As old as the first village, no doubt; certainly, something that has been common to local, rural county government as well as big city rule since the beginning of our country. Human nature travels with the immigrants of all types who cross oceans to settle new lands.

As my grandmother used to say,” we bring ourselves to wherever we go”.

In reading Newsday’s recent series profiling Gary Melius and his vast tentacles of self-dealing and power, we see through one very fine, microcosmic example how self-dealing and narrow self-interest – some simply call it: greed! – can cost everyone.

 Reading how Melius was part and parcel of the creation of the six-figured salary Nassau police system and the broken, bankrupt county finances created with the first Mitchel Field leases, I could not help comparing reading the series to a feeling that I would have had if I saw a truck going over a cliff one fearsome  clip at a time.

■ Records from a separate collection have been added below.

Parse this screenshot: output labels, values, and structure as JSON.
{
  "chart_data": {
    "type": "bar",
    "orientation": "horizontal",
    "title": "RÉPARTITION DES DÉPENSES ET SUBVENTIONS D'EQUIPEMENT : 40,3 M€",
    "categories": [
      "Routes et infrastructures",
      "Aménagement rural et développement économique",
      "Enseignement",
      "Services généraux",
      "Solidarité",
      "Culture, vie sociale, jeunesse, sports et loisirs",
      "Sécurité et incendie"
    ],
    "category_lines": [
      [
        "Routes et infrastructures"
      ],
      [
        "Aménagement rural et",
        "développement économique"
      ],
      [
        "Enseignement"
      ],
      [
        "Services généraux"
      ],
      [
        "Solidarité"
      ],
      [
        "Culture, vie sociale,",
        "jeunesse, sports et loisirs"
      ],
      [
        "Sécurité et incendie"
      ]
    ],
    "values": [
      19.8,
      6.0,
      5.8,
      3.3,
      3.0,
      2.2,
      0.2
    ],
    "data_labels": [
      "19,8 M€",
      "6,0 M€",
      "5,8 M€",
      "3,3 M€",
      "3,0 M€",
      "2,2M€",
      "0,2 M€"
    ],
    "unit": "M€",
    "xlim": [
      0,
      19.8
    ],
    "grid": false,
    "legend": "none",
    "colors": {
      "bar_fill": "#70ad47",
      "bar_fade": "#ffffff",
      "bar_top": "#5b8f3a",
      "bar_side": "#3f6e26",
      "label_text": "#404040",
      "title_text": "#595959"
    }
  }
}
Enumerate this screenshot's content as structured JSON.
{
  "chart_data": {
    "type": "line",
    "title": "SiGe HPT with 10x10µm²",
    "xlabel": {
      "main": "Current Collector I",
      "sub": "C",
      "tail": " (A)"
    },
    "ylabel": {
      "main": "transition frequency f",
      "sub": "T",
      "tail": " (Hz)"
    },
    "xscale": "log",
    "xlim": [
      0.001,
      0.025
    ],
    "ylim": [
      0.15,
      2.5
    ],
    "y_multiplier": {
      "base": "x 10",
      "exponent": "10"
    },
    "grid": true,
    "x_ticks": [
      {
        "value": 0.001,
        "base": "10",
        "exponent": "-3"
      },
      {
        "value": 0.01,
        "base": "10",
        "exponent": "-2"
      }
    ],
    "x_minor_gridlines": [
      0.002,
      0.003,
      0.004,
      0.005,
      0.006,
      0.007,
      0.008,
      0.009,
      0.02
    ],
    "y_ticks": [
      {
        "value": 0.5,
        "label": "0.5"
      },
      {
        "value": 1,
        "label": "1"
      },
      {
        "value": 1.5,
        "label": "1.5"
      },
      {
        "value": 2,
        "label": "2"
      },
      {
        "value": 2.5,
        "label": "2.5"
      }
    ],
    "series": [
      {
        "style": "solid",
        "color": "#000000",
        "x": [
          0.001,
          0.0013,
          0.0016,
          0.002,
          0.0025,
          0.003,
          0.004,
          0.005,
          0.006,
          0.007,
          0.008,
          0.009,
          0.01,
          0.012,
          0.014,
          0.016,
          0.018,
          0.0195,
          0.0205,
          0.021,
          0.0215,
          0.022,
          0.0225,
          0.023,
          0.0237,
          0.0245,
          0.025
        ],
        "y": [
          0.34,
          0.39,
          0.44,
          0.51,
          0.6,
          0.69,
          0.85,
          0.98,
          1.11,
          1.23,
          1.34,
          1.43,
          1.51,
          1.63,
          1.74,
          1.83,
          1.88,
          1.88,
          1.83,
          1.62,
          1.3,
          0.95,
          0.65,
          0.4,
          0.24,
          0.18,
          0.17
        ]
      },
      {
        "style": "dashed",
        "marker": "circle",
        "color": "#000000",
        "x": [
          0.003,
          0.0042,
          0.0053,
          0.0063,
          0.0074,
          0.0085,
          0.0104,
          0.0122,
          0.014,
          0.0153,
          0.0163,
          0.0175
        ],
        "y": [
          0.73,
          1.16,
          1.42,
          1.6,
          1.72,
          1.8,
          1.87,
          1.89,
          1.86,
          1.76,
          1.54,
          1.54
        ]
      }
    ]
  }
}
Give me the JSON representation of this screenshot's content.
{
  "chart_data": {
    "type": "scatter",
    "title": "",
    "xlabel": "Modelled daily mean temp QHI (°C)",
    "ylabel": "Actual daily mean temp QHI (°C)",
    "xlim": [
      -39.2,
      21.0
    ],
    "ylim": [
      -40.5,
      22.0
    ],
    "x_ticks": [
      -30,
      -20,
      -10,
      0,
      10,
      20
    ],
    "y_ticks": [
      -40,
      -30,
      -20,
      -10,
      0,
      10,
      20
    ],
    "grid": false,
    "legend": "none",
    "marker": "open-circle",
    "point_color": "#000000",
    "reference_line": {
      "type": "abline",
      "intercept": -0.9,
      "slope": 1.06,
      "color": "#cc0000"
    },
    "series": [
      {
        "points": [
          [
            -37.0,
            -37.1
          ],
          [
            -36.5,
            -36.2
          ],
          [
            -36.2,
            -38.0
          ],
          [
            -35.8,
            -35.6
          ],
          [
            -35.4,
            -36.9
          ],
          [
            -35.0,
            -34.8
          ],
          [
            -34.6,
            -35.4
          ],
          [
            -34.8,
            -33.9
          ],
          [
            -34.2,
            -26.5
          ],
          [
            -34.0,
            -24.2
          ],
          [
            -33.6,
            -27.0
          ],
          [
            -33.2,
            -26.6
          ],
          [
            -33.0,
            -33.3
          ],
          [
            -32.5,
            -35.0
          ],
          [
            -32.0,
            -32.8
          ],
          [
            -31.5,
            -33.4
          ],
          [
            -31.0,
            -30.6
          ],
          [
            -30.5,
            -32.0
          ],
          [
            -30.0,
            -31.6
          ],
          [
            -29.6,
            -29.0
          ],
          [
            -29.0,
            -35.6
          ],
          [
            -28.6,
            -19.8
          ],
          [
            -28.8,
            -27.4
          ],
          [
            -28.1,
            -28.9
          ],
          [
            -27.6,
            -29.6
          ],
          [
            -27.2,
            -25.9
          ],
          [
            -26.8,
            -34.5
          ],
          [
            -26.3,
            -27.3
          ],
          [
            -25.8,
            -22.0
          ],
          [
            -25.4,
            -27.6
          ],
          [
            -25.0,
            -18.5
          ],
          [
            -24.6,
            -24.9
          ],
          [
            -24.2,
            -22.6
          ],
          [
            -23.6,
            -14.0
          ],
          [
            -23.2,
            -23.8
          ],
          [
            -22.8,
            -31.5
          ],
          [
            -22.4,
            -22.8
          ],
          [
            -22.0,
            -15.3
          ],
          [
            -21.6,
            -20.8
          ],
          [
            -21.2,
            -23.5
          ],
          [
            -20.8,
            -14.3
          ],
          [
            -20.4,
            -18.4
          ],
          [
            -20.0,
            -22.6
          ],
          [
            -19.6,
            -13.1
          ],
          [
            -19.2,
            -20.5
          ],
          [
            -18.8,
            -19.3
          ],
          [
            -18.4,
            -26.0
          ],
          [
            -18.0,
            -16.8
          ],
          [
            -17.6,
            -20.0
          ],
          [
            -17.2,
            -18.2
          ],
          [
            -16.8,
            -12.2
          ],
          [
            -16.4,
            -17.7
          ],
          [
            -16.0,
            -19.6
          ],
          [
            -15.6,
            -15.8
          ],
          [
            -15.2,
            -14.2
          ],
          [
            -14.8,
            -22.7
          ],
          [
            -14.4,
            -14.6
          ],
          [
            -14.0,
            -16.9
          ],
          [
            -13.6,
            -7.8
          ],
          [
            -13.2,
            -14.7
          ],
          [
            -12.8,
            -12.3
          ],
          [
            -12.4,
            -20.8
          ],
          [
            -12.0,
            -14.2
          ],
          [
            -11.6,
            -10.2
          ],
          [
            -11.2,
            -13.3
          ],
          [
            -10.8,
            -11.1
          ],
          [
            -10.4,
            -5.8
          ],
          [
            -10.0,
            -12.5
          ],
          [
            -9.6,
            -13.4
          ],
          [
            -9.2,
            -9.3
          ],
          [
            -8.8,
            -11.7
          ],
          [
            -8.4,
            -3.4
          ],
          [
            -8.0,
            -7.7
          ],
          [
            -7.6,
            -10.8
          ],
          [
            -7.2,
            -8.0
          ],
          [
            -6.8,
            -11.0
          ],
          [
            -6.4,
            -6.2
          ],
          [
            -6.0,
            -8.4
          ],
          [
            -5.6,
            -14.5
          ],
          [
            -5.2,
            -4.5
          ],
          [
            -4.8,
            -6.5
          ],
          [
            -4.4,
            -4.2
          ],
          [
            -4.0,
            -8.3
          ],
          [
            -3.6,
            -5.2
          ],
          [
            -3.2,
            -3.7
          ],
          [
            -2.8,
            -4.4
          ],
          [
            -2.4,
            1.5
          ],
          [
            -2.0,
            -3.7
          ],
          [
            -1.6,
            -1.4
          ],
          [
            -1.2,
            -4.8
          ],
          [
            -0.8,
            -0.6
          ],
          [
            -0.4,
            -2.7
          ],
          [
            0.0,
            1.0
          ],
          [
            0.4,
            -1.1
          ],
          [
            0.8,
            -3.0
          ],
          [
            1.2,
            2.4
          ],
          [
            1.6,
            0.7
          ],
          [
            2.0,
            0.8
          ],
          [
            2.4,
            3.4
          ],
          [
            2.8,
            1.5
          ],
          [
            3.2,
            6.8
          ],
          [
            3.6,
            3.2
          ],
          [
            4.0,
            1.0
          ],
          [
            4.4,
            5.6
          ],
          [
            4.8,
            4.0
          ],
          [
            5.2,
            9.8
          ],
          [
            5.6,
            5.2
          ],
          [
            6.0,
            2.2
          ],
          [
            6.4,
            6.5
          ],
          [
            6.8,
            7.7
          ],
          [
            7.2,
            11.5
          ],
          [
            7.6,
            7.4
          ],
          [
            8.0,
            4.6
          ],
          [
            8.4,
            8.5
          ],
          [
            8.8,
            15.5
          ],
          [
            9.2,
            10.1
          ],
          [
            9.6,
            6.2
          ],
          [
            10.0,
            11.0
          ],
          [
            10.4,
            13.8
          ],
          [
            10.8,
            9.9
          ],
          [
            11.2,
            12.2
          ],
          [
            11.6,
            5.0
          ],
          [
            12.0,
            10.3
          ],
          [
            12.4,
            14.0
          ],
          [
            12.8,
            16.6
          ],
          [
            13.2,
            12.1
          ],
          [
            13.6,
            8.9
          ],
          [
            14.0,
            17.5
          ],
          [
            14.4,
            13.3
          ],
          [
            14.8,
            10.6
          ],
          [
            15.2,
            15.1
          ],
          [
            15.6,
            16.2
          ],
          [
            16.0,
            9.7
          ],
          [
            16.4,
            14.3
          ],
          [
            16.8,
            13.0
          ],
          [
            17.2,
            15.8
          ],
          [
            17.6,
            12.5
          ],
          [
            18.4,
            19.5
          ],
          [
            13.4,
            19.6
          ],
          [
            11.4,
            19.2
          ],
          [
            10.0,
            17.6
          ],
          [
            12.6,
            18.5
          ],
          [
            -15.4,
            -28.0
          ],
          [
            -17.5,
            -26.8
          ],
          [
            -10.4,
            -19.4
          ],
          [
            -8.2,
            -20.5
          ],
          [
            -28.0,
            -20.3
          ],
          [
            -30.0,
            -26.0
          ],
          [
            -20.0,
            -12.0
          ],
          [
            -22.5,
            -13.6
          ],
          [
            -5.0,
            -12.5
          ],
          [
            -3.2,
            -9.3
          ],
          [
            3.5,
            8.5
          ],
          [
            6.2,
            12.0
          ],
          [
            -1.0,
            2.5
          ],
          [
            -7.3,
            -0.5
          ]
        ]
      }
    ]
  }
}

Corruption may seem ‘harmless.’

It lines the pockets of one or a few, it is said, but does not necessarily beggar the community. That is nonsense.

Melius’ story is a readable template that overlays the story of how our local finances, governments, ways of doing business and the pressing, high levels of taxation and fees retard meaningful economic growth.

To use Malcolm Gladwell’s appropriate terminology, we may well have reached a “Tipping Point” on tolerating the tightly woven fabric of insider deals, self-dealing corrupt cronyism, a total erasure of propriety lines between governing and enriching, and a class of elected officials who kowtow to the Melius’ of the world.

Maybe.

Gary Melius’ foundation has done many good things. It has helped many fine, vital causes and people. So too has he backed good government electeds who govern well and, in the public’s, best interest.

Melius’ way of doing business is metaphor, illustration and case study method for understanding. Cicero posited that ‘biography is destiny’. It is, too when reading of the smaller-bore corruptions that this paper, too, has ably reported.

The tipping point is a decisive action that is an additive to many of the same types that finally ‘tips’ action towards resolution – but not always positive resolution.

Take 1974. The first election since “Watergate” saw a revolutionary sweep in Congress. Younger, more modern people were elected to both houses.

First-time changes on seniority power, committee rule, scope, budget process and a new recognition of more dissident voices occurred.

Always for the long-term better? No. But changes come in slices, not one massive loaf.

The tipping point may well have been reached with the elections of Madeline Singhas, Laura Gillen and Laura Curran; the public spoke against cronyism and insiderism in recent elections.

The open government activities fostered in Glen Cove and North Hempstead, for instance, are responses to this newfound ‘tip’ towards governmental cleanliness. No entity is perfect. Bad apples of both parties still bob up in the barrel.

Greed, cronyism and the desire to fix, arrange, manage and control gain will always exit if people have money. Power is money, and money is power.

But so, too is a free press, the lamplight of democracy’ as Paine, Jefferson, et. al. has said. And let it shine on here on Long Island.